Why? I plead, I have done nothing wrong! And it's only 8.45 p.m. - much too early to come indoors for the evening!
In the fireplace, there is a bowl of water, a small dish of cat milk (slightly diluted - she's mean like that), a dish of cat biscuits, and in a corner a tray with some weird white plastic cat litter in it. There are some Dreamies too. I love Dreamies.
I shan't eat any of it. I will go on Hunger Strike.
I think that I may be locked up for a long time; she doesn't usually provide me with the essentials like this when she is exercising her capacity for oppression and ill-treatment of innocent cats. Hunger Strike will show her that I am a brave rebel; she cannot break my spirit!
She says I must wee in the weird white plastic cat litter. Then she will collect a sample, and take it to the evil vet tomorrow for inspection. Humans are very, very strange.

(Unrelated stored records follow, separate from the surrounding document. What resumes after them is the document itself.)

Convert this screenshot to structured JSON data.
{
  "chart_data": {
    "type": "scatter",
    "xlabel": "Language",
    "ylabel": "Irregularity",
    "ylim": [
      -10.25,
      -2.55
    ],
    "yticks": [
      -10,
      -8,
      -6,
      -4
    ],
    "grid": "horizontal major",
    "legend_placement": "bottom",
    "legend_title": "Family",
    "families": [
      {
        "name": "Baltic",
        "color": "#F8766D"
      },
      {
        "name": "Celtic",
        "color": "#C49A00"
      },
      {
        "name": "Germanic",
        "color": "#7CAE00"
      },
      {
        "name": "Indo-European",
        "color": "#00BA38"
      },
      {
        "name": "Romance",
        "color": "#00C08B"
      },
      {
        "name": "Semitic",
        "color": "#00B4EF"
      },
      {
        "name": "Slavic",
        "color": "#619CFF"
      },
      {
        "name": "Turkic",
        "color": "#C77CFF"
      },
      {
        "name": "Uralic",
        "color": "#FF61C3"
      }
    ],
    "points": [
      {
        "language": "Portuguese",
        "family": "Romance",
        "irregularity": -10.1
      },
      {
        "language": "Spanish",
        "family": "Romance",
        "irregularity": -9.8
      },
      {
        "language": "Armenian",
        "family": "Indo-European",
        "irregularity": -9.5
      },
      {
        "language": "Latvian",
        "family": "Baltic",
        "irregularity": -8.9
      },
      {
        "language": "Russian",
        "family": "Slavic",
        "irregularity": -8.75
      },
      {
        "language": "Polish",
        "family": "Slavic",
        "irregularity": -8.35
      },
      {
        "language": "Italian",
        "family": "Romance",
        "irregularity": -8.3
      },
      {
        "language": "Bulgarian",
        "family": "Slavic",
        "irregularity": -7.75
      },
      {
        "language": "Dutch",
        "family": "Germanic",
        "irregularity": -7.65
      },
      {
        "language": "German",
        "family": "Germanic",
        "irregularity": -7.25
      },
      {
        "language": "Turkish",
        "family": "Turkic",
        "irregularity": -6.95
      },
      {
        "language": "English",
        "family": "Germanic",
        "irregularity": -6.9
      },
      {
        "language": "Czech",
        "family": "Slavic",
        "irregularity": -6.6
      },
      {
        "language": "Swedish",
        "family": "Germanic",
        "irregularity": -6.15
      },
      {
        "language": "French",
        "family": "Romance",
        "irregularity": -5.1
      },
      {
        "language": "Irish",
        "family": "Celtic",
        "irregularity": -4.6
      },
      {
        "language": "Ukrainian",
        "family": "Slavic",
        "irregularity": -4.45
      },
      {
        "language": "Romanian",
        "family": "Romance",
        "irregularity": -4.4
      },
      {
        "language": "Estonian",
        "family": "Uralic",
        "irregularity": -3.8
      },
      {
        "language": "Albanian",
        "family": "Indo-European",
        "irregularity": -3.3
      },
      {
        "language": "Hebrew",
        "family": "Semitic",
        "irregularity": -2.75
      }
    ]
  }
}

Maybe I will go on Urination Strike instead. Those Dreamies are so nice....
Tuesday, 7 June 2011
A prisoner's tale
I have been the victim of a terrible miscarriage of justice.
I have been accused of an offence against the State*.
I have been arrested in a brutal fashion**, and imprisoned in a crate.
And Rachel the Merciless drove the prison van and took me to a place that every cat dreads: The
The evil vet dragged me out of the crate. Needles were stuck in me. The words 'crystals' and 'cystitis' were used. Are they trumped-up charges against me?****
Comments were made about how I smelled. Rachel said that she now smelled like me.
After being stabbed by the evil vet, I was shoved back into the prison crate, and put back into the van. Rachel listened to Woman's Hour on the way home, where a young woman spoke of being imprisoned in the Middle East. Rachel said I should stop crying and count myself lucky. The callousness of that woman!
When I was returned home, I cried piteously. My friends came to visit, and to plead for my release.
And only then would Rachel let me out. My own cries had fallen on deaf ears and a hard heart, but Lottie and Florence succeeded in my appeal against false imprisonment.
I intend to sell my story to the press.
Rachel says:
* small dark drops of wee around the house since yesterday, coinciding with Scooter's jumps on and off furniture and surfaces. Definitely not spraying, more like leaking due to discomfort.
** a fairly traumatic chasing round room of crying, frightened cat, with accompanying tell-tale trail of aforementioned dark and malodorous wee over furniture and carpet. And on me as he was wedged carefully into the travel basket.
*** the surgery where I had taken a small sample of aforementioned etc yesterday for testing, and where urinary crystals were seen clearly through the vet's microscope. (I hadn't looked through a microscope in years.)
**** painkillers and long-lasting antibiotics administered for this most unpleasant condition for anyone's bladder, feline or human.
And then home to shampoo carpets and chairs, wash my clothes, and give Scooter little treats to compensate for his ordeal. Merciless, me? Ha!
Friday, 3 June 2011
The Interceptor
Rachel and the dogs often try to go out without me. Foolish creatures.
I wait; there are lots of places to sit quietly and watch out for them. Then I pop out of the shrubbery. Millie the Interceptor!
Rachel doesn't seem thrilled to see me. They intended to walk right through the park, and for some strange reason, they don't like me to walk so far with them.
We walk for a while, and then Rachel has to take us all home. She mutters under her breath.
I let them wait, while I relax amongst the daisies.
And then I'm ready to go home with them.
Rachel hates to see me crossing this road, but how else can I lie in wait for them in the trees?
And then we reach our back door. She seems relieved that we are all home again.
I enjoyed our little group walk.
Rachel will have to sneak out later, when I have my nap.